Чаепитие я кончил уже у себя в комнате, а после сразу уснул.
Глава 2
Мои рабочие будни врача-хирурга протекали вполне рутинно, но каждый из них приносил что-то новое. Приём начинался с восьми тридцати, хотя обычно я приезжал на час раньше. Уже к восьми утра к моему кабинету подтягивались люди, но за дверью голосов совсем не было слышно. Те, кому охота была поболтать в очереди, приходили ближе к обеду, но эти же в столь ранний час могли быть обеспокоены только своей болезнью и ожидать спасения. Вскоре пришла медсестра, чтобы отчитаться о ночном дежурстве.
— У Селиванова под утро температура поднялась, но уже сбили, у Мороза ещё кровит рана — вам следует посмотреть.
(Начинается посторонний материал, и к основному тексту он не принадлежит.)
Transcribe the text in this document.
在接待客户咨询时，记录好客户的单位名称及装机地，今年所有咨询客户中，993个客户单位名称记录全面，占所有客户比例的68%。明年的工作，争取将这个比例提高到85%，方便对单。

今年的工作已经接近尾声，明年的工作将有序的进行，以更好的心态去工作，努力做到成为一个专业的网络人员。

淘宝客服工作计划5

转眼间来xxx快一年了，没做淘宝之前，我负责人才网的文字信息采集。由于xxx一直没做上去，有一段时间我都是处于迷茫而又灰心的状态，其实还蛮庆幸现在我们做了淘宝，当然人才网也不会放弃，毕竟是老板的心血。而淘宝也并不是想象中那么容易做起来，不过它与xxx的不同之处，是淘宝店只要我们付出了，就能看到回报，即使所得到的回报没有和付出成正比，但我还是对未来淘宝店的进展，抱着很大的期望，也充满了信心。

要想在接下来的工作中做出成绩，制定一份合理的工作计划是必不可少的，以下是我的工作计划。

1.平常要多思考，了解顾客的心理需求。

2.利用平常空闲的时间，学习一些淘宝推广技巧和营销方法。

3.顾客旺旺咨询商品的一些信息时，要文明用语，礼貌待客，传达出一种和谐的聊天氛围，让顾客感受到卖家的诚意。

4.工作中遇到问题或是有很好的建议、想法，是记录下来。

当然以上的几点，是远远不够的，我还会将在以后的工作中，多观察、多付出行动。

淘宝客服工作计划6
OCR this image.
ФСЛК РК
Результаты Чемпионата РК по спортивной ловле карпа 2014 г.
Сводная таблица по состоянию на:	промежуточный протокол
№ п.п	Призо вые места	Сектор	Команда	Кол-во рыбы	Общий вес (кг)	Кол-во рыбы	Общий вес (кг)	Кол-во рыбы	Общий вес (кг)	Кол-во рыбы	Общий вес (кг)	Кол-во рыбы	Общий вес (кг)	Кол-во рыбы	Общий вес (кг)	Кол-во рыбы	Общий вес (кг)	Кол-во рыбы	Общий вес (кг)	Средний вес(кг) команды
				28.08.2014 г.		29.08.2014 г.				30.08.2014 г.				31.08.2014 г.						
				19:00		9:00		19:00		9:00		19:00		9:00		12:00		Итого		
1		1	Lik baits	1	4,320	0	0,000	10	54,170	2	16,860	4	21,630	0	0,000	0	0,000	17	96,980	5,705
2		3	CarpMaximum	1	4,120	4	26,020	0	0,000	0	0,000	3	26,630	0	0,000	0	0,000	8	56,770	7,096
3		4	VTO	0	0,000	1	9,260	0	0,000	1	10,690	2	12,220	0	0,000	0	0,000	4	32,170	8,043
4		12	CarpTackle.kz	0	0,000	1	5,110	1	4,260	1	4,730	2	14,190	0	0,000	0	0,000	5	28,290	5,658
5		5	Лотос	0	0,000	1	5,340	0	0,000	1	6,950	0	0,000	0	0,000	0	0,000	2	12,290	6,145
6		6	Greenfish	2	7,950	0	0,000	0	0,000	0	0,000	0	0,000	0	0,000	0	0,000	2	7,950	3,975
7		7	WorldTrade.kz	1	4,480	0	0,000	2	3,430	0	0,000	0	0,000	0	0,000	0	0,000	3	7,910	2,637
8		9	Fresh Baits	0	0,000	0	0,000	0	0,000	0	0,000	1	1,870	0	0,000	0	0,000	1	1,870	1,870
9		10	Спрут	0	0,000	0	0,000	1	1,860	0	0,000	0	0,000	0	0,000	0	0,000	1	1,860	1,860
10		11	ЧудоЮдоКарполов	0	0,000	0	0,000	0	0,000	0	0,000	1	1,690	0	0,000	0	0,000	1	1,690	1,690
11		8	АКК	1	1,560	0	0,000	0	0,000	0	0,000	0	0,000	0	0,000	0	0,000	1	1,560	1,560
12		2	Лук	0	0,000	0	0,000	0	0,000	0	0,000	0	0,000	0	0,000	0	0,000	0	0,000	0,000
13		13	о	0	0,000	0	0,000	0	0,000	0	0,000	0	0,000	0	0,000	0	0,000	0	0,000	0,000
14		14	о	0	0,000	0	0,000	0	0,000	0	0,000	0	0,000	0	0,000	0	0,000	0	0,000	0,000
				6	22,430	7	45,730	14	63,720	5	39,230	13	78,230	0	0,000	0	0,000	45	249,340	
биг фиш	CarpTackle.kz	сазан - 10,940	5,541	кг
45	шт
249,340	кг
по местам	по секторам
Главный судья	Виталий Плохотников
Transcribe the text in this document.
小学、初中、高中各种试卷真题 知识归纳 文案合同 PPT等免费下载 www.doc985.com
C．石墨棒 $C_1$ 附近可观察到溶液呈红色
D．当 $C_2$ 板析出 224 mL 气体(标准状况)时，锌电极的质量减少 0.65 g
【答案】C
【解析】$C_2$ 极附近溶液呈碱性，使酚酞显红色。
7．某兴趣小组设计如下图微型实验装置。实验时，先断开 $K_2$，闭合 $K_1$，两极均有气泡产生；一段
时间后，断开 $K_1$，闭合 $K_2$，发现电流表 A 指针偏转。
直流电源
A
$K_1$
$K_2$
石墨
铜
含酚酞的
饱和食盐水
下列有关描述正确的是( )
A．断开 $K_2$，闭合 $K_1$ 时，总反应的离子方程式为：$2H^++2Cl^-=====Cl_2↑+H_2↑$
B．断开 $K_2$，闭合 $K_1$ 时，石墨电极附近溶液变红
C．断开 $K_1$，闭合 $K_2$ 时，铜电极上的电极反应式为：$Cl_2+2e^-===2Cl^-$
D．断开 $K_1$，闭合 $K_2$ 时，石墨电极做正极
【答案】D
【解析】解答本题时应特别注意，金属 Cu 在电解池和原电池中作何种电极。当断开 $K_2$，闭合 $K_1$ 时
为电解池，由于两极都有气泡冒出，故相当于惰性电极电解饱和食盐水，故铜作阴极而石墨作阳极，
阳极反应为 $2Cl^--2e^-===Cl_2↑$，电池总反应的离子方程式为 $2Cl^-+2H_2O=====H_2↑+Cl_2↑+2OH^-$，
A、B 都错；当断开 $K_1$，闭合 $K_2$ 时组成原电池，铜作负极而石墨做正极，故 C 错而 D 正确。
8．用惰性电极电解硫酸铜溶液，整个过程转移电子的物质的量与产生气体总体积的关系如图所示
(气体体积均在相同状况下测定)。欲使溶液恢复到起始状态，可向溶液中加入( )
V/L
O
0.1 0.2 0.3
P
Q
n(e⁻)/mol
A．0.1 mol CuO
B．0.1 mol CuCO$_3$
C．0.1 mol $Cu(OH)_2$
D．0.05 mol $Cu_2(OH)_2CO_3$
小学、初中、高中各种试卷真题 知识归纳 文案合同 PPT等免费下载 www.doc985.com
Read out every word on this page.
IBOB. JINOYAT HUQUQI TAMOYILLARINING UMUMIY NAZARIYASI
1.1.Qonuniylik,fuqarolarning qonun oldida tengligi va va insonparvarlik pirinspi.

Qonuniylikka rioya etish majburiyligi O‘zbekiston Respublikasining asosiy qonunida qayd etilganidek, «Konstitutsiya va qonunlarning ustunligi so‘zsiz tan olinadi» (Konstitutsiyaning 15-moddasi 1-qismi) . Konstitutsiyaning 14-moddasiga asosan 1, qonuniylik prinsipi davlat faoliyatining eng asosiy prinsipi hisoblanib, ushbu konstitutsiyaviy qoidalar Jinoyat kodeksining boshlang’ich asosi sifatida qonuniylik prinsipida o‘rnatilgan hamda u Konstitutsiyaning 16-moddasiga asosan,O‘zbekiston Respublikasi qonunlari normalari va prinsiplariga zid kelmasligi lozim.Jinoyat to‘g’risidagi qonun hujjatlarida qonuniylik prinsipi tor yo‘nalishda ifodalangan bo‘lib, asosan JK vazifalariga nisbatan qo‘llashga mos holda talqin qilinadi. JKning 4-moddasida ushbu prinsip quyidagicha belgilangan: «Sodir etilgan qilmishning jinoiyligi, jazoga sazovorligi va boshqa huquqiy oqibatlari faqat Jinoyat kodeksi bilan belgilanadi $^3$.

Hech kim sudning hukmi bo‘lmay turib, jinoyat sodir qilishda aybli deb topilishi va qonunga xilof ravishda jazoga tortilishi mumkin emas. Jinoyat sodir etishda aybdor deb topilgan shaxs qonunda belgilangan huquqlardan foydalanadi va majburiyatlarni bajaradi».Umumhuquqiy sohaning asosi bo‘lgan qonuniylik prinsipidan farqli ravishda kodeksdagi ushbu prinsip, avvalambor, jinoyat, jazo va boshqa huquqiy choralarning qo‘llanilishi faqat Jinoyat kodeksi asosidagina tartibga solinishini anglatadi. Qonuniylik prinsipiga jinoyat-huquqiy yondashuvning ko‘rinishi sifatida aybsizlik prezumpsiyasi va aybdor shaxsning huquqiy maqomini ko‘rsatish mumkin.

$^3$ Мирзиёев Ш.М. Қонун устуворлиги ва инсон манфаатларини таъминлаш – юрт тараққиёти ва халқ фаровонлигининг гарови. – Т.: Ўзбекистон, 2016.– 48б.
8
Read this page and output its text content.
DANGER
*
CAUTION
Сидорчук совсем без аппетита есть, все вас требует.
— Зачем требует?
— Капризничает. Говорит, только с дозволения Льва Александровича в пищу будет употреблять то, что ей дают. Сколько ни упрашивали ее — ни в какую.
— Что же ты будешь делать… остальные?
— Без происшествий, у всех динамика положительная. Думаю, Аносова и Кривощекова можно готовить к выписке. Ещё сегодня в двенадцать у вас диафрагмальная грыжа с Вороновым.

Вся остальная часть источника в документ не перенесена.